Pacific News Minute: Diplomatic Thaw Between Australia and China

Nov 7, 2018

Great Hall of the People, Beijing
Credit Tomoaki INABA / Flickr

Australia’s Foreign Minister Marise Payne is in Beijing on an official visit that appears to mark a thaw in relations between the Asia-Pacific powers.

Relations have been decidedly frosty for the past two years; China reacted angrily to allegations of undue influence in Australian affairs, while Australia objected to a Chinese campaign to lay the groundwork for military bases in Pacific Island countries.

Two factors have changed.

Facing a trade war with the United States, Beijing seems willing to overlook its differences with Canberra. China is already Australia’s largest trading partner and expanded ties may help to make up for American losses. Trade Minister Simon Birmingham is also on the trip to Beijing after an earlier stop in Shanghai. 
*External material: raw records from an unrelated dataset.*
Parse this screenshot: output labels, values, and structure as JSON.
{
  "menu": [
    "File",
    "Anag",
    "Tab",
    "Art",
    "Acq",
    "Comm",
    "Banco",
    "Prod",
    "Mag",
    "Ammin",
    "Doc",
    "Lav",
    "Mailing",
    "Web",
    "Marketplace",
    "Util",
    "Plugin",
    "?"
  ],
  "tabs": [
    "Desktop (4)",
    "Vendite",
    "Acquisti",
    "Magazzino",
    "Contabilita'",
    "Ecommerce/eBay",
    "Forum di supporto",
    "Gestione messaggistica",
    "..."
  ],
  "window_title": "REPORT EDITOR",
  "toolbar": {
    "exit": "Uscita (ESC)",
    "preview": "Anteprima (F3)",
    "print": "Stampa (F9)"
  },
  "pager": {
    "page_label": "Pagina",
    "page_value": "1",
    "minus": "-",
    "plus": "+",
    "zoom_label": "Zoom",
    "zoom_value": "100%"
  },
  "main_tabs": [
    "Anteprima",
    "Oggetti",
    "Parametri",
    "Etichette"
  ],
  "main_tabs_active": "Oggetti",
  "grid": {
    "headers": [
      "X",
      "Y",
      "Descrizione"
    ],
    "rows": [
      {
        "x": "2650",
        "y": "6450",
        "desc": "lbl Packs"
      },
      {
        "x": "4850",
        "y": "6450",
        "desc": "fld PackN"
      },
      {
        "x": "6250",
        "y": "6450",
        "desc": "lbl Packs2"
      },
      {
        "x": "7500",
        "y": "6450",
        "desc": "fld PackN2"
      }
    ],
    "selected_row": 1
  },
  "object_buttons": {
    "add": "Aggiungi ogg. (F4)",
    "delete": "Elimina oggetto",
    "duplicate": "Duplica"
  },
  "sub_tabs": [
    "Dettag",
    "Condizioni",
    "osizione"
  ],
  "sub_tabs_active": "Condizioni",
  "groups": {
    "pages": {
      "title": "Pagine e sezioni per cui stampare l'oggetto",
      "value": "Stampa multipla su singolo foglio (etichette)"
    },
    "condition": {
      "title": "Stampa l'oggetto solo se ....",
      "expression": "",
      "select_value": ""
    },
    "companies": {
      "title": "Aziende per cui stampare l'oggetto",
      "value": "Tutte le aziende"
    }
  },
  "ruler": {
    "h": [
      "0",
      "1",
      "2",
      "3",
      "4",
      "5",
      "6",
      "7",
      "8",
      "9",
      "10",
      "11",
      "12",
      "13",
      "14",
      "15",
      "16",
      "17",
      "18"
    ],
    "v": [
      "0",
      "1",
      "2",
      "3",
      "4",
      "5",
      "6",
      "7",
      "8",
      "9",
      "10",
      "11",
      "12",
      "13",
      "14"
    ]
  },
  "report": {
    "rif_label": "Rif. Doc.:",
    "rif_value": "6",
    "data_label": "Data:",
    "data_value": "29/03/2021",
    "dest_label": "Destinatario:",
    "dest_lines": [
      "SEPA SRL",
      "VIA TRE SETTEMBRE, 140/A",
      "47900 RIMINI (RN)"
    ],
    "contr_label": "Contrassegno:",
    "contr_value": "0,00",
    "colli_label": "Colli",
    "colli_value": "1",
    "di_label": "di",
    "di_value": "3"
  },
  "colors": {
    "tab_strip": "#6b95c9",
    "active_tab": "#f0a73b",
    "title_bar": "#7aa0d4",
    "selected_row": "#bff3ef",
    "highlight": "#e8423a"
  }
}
And there’s been a political change in Canberra as well. Former Prime Minister Malcolm Turnbull regularly accused the Chinese Communist Party of seeking undue influence in Australian politics, in its university system, and in the large Chinese community in Australia. New laws designed to counter foreign influence were enacted this past summer, and the rhetoric eased on both sides after Turnbull was replaced as Prime Minister by Scott Morrison in August.

Australia's Parliament building in Canberra
Credit mark broadhurst / Pexels

Even so, important differences remain on the South China Sea and over China’s expanding role in the South Pacific. In what’s seen as a counter, Australia announced plans to develop a joint naval base with Papua New Guinea on Manus Island.

Asked to comment, Chinese Foreign Ministry Spokesman Lu Kang called on Australia to drop what he called its “cold war attitude,” and to recognize that no one country has a sphere of influence in the region.